Keyword Repeat Token Filter
editKeyword Repeat Token Filter
editThe keyword_repeat token filter Emits each incoming token twice once
as keyword and once as a non-keyword to allow an unstemmed version of a
term to be indexed side by side with the stemmed version of the term.

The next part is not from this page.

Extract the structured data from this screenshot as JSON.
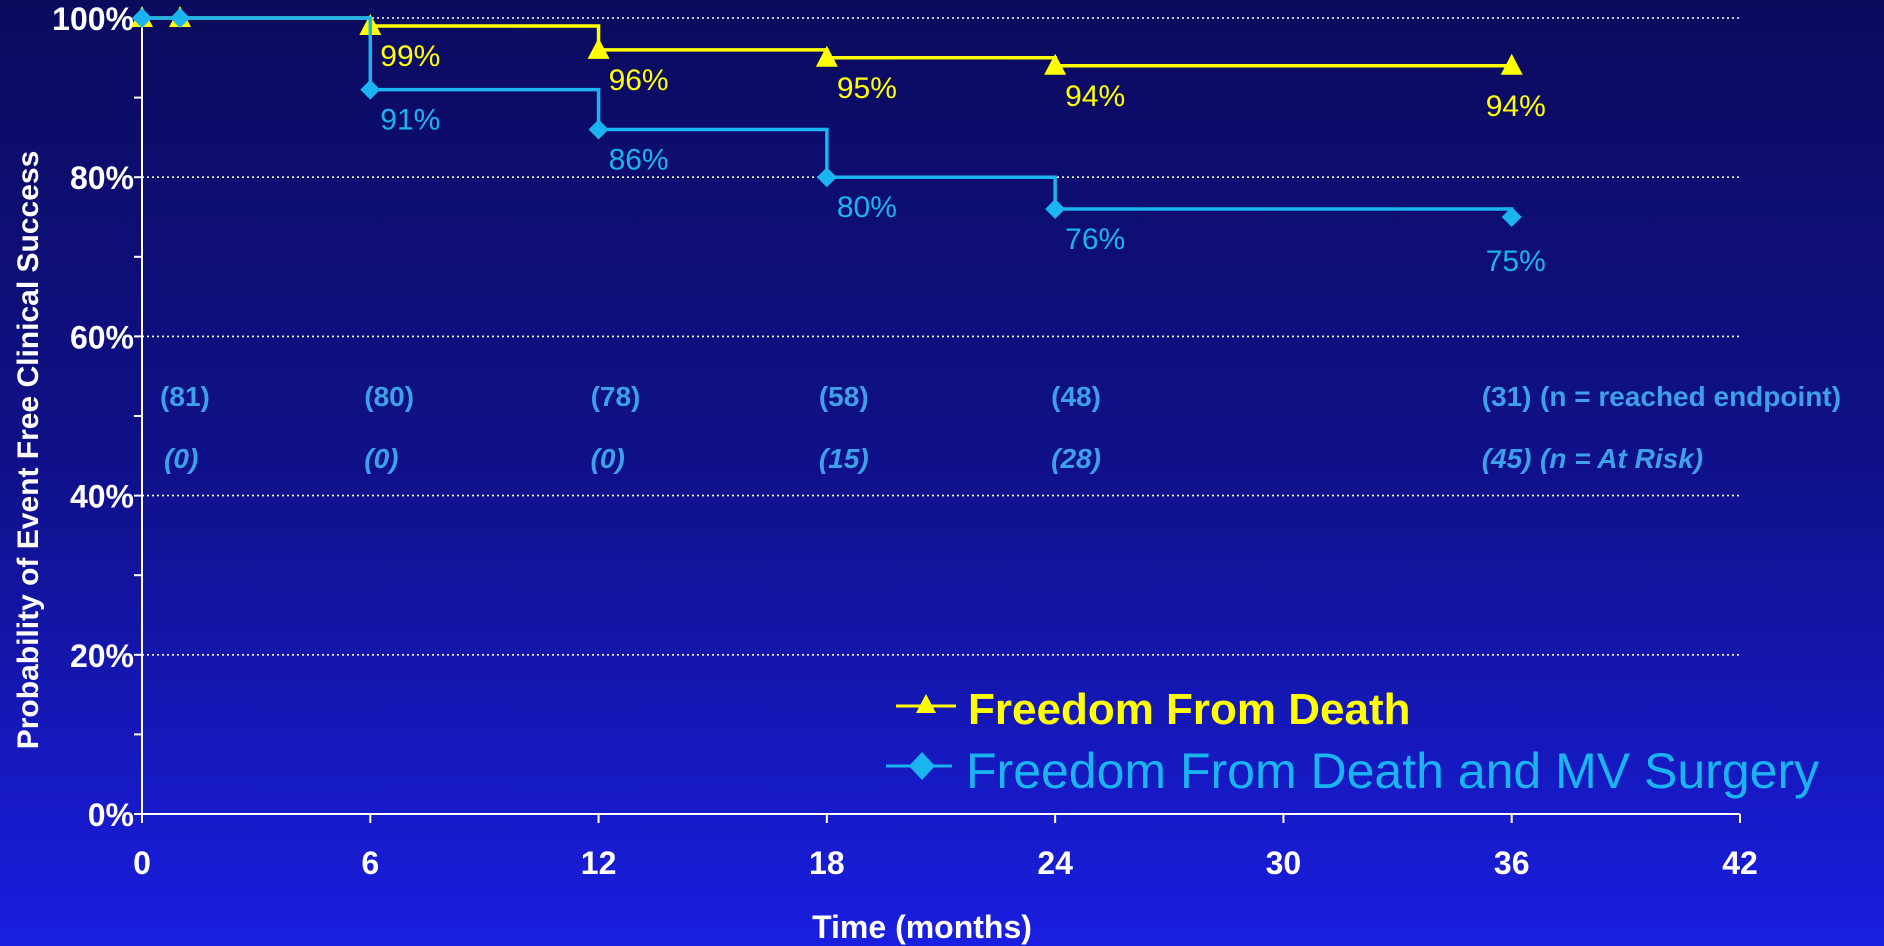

Given the nature of this filter each token that isn’t transformed by a
subsequent stemmer will be indexed twice. Therefore, consider adding a
unique filter with only_on_same_position set to true to drop
unnecessary duplicates.
Here is an example of using the keyword_repeat token filter to
preserve both the stemmed and unstemmed version of tokens:
PUT /keyword_repeat_example
{
"settings": {
"analysis": {
"analyzer": {
"stemmed_and_unstemmed": {
"type": "custom",
"tokenizer": "standard",
"filter": ["lowercase", "keyword_repeat", "porter_stem", "unique_stem"]
}
},
"filter": {
"unique_stem": {
"type": "unique",
"only_on_same_position": true
}
}
}
}
}
And you can test it with:
POST /keyword_repeat_example/_analyze
{
"analyzer" : "stemmed_and_unstemmed",
"text" : "I like cats"
}
And it’d respond:
{
"tokens": [
{
"token": "i",
"start_offset": 0,
"end_offset": 1,
"type": "<ALPHANUM>",
"position": 0
},
{
"token": "like",
"start_offset": 2,
"end_offset": 6,
"type": "<ALPHANUM>",
"position": 1
},
{
"token": "cats",
"start_offset": 7,
"end_offset": 11,
"type": "<ALPHANUM>",
"position": 2
},
{
"token": "cat",
"start_offset": 7,
"end_offset": 11,
"type": "<ALPHANUM>",
"position": 2
}
]
}
Which preserves both the cat and cats tokens. Compare this to the example
on the Keyword Marker Token Filter.